At the Movies: Repo! The Genetic Opera

The entire budget went into this poster.

After watching Christopher Nolan’s bank account grow in real time, Alan sleeps peacefully. His dreams about Catwoman’s jumpsuit are interrupted by furious knocking.

Alan: It’s 2 AM. If it isn’t life or death, I don’t care.

Byron: Look in the backseat. Cammy’s not moving.

Alan:  I’m sure I’ll know what to do in the morning.

Byron: Alan! Come on!

Alan: She doesn’t look so bad.

Byron: Her pulse is getting weaker. One minute, she’s saying something about some dude named Tzara, the next she’s knocked out.

Alan: Is she breathing?

Byron: I think so.

Alan: Then it can wait until morning.

Byron: Are you serious?! What if she dies?

Alan: She won’t die. I’ve seen this before.

Byron: What? When?

Alan: The same thing happened last summer. She’s in an ironic coma. It happens if she sees too many good films in a row.

Byron: Is this a prank?

Alan: No, I could do better. You see, irony is like insulin for Cammy. Without it, she goes into shock.
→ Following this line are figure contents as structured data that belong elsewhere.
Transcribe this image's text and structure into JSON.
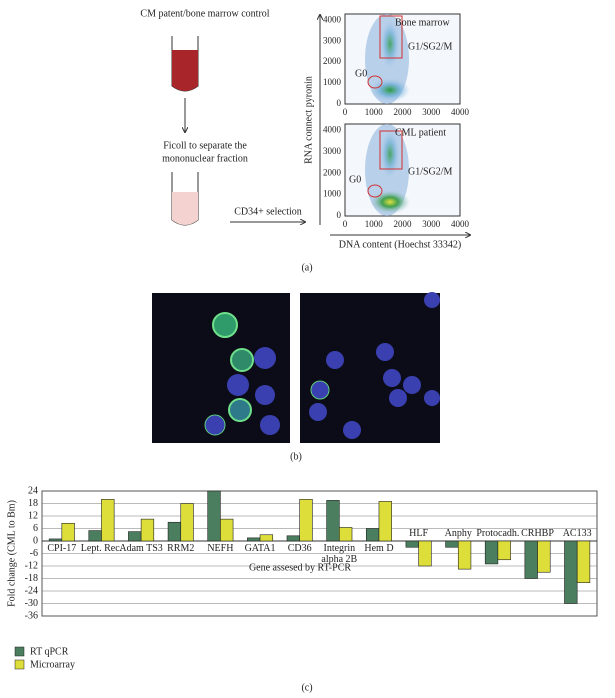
{
  "panel_a": {
    "top_label": "CM patent/bone marrow control",
    "step_lines": [
      "Ficoll to separate the",
      "mononuclear fraction"
    ],
    "selection_label": "CD34+ selection",
    "plots": [
      {
        "label": "Bone marrow",
        "gate_label": "G1/SG2/M",
        "g0_label": "G0"
      },
      {
        "label": "CML patient",
        "gate_label": "G1/SG2/M",
        "g0_label": "G0"
      }
    ],
    "xlim": [
      0,
      4000
    ],
    "ylim": [
      0,
      4300
    ],
    "ticks": [
      0,
      1000,
      2000,
      3000,
      4000
    ],
    "y_label": "RNA connect pyronin",
    "x_label": "DNA content (Hoechst 33342)",
    "caption": "(a)"
  },
  "panel_b": {
    "caption": "(b)"
  },
  "chart_data": {
    "type": "bar",
    "categories": [
      "CPI-17",
      "Lept. Rec.",
      "Adam TS3",
      "RRM2",
      "NEFH",
      "GATA1",
      "CD36",
      "Integrin alpha 2B",
      "Hem D",
      "HLF",
      "Anphy",
      "Protocadh.",
      "CRHBP",
      "AC133"
    ],
    "series": [
      {
        "name": "RT qPCR",
        "color": "#4b7d5f",
        "values": [
          1,
          5,
          4.5,
          9,
          24,
          1.5,
          2.5,
          19.5,
          6,
          -3,
          -3,
          -11,
          -18,
          -30
        ]
      },
      {
        "name": "Microarray",
        "color": "#dede3a",
        "values": [
          8.5,
          20,
          10.5,
          18,
          10.5,
          3,
          20,
          6.5,
          19,
          -12,
          -13.5,
          -9,
          -15,
          -20
        ]
      }
    ],
    "ylim": [
      -36,
      24
    ],
    "yticks": [
      -36,
      -30,
      -24,
      -18,
      -12,
      -6,
      0,
      6,
      12,
      18,
      24
    ],
    "y_label": "Fold change (CML to Bm)",
    "annotation": "Gene assesed by RT-PCR",
    "grid": true,
    "caption": "(c)"
  }
}
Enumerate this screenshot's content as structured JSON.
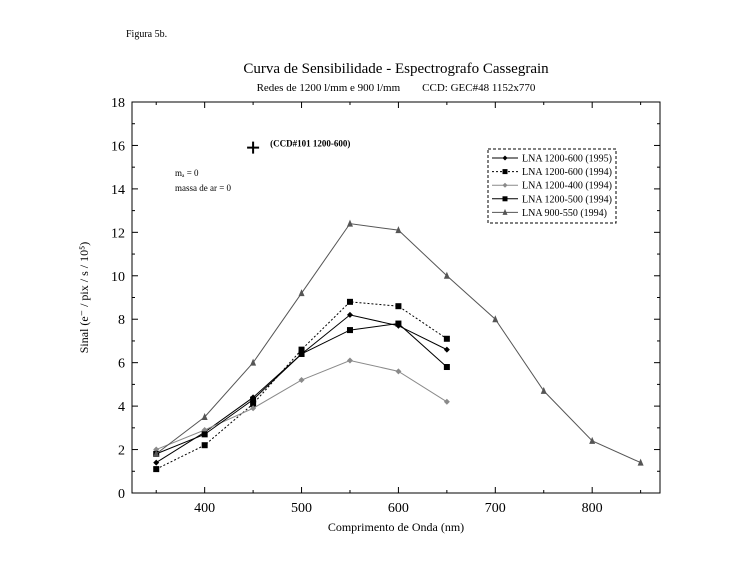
{
  "figure_label": "Figura 5b.",
  "chart_data": {
    "type": "line",
    "title": "Curva de Sensibilidade - Espectrografo Cassegrain",
    "subtitle": "Redes de 1200 l/mm e 900 l/mm        CCD: GEC#48 1152x770",
    "xlabel": "Comprimento de Onda (nm)",
    "ylabel": "Sinal (e⁻ / pix / s / 10⁵)",
    "xlim": [
      325,
      870
    ],
    "ylim": [
      0,
      18
    ],
    "x_ticks": [
      400,
      500,
      600,
      700,
      800
    ],
    "y_ticks": [
      0,
      2,
      4,
      6,
      8,
      10,
      12,
      14,
      16,
      18
    ],
    "grid": false,
    "legend_position": "top-right",
    "annotation_point": {
      "x": 450,
      "y": 15.9,
      "label": "(CCD#101 1200-600)"
    },
    "annotation_text": [
      "mₐ = 0",
      "massa de ar = 0"
    ],
    "series": [
      {
        "name": "LNA 1200-600 (1995)",
        "color": "#000000",
        "dash": "solid",
        "marker": "diamond",
        "x": [
          350,
          400,
          450,
          500,
          550,
          600,
          650
        ],
        "y": [
          1.4,
          2.8,
          4.4,
          6.4,
          8.2,
          7.7,
          6.6
        ]
      },
      {
        "name": "LNA 1200-600 (1994)",
        "color": "#000000",
        "dash": "dotted",
        "marker": "square",
        "x": [
          350,
          400,
          450,
          500,
          550,
          600,
          650
        ],
        "y": [
          1.1,
          2.2,
          4.1,
          6.6,
          8.8,
          8.6,
          7.1
        ]
      },
      {
        "name": "LNA 1200-400 (1994)",
        "color": "#8a8a8a",
        "dash": "solid",
        "marker": "diamond",
        "x": [
          350,
          400,
          450,
          500,
          550,
          600,
          650
        ],
        "y": [
          2.0,
          2.9,
          3.9,
          5.2,
          6.1,
          5.6,
          4.2
        ]
      },
      {
        "name": "LNA 1200-500 (1994)",
        "color": "#000000",
        "dash": "solid",
        "marker": "square",
        "x": [
          350,
          400,
          450,
          500,
          550,
          600,
          650
        ],
        "y": [
          1.8,
          2.7,
          4.3,
          6.4,
          7.5,
          7.8,
          5.8
        ]
      },
      {
        "name": "LNA  900-550 (1994)",
        "color": "#555555",
        "dash": "solid",
        "marker": "triangle",
        "x": [
          350,
          400,
          450,
          500,
          550,
          600,
          650,
          700,
          750,
          800,
          850
        ],
        "y": [
          1.8,
          3.5,
          6.0,
          9.2,
          12.4,
          12.1,
          10.0,
          8.0,
          4.7,
          2.4,
          1.4
        ]
      }
    ]
  }
}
Byron: You’re telling me she literally needs shitty movies to survive.

Alan: No, that’d be ridiculous.

Byron: Good, I-

Alan: Television works as well. But she does require schlock to live.

Byron: I think she’s bleeding through her ears.

Alan: Ah, a severe case. I’ll have to get something from the vault.

Byron: And that would be?

Alan: Repo! The Genetic Opera.

Byron: Maybe we should let her die instead.

Alan: I take it you’re familiar?

Byron: No, I just see Paris Hilton’s name on the box. After The Hottie and the Nottie, I can’t let that go.

Alan: We don’t have a choice. She’s getting blood on my couch.

After several moments of soul-searching, Alan bites the bullet and presses play. Cammy springs to life one minute into the first overwrought, under-produced musical number.

Cammy: This is it! The Sultan of suck. The Kwizatz Haderach of failure. The nexus of shit. This is the movie at the end of the universe! And it’s glorious.

Byron: Kwiz-what who?

Cammy: Read a book. Then maybe you’ll have the words to describe what you’re witnessing.

Alan: The simultaneous violation of my ears and eyes? I’m surprised the director didn’t find a way to cause tactile pain while he was at it.

Cammy: Give him time. I’m sure this is the beginning of a long career in pseudo-gothic trash.

Alan: Great. Will you two leave now?

Byron: Are you okay? You were out for a while.

Cammy: I’m more than okay. I’m FANTASTIC! Have you ever seen a movie shoot so high and fall so low?

Alan: Yes. Often.

Cammy: Rhetorical. My point is that this is a watershed moment in independently produced shit. An icon that its peers can be judged by for years to come. When our grandchildren ask why man deserves to live in an irradiated post-apocalyptic wasteland, we can whisper “Repo: The Genetic Opera.”

Alan: Deep. Can I go to bed now?

Byron: Why does this exist?

Alan: I’m guessing it’s a tax loophole.

Cammy: That’s a fine answer for Jack and Jill.  Repo! is, strangely enough, a child of love. A child that happens to have fetal alcohol syndrome.

Alan: Too bad that child never learned music theory. You’d think the music would be square one for a musical. But only two characters can sing for shit, and every song sounds like it was written and produced by deaf chimps.

Cammy: Now, now. Deaf chimps don’t deserve that.

Alan: Everyone looks like the spawn of Tim Burton and Lady Gaga.

Cammy: Isn’t it great?

Byron: This is the first time I’ve seen you this happy sober.

Cammy: There’s nothing like experiencing this kind of thing with good frien-

Alan: I’m going to sleep. Get the fuck out of my house.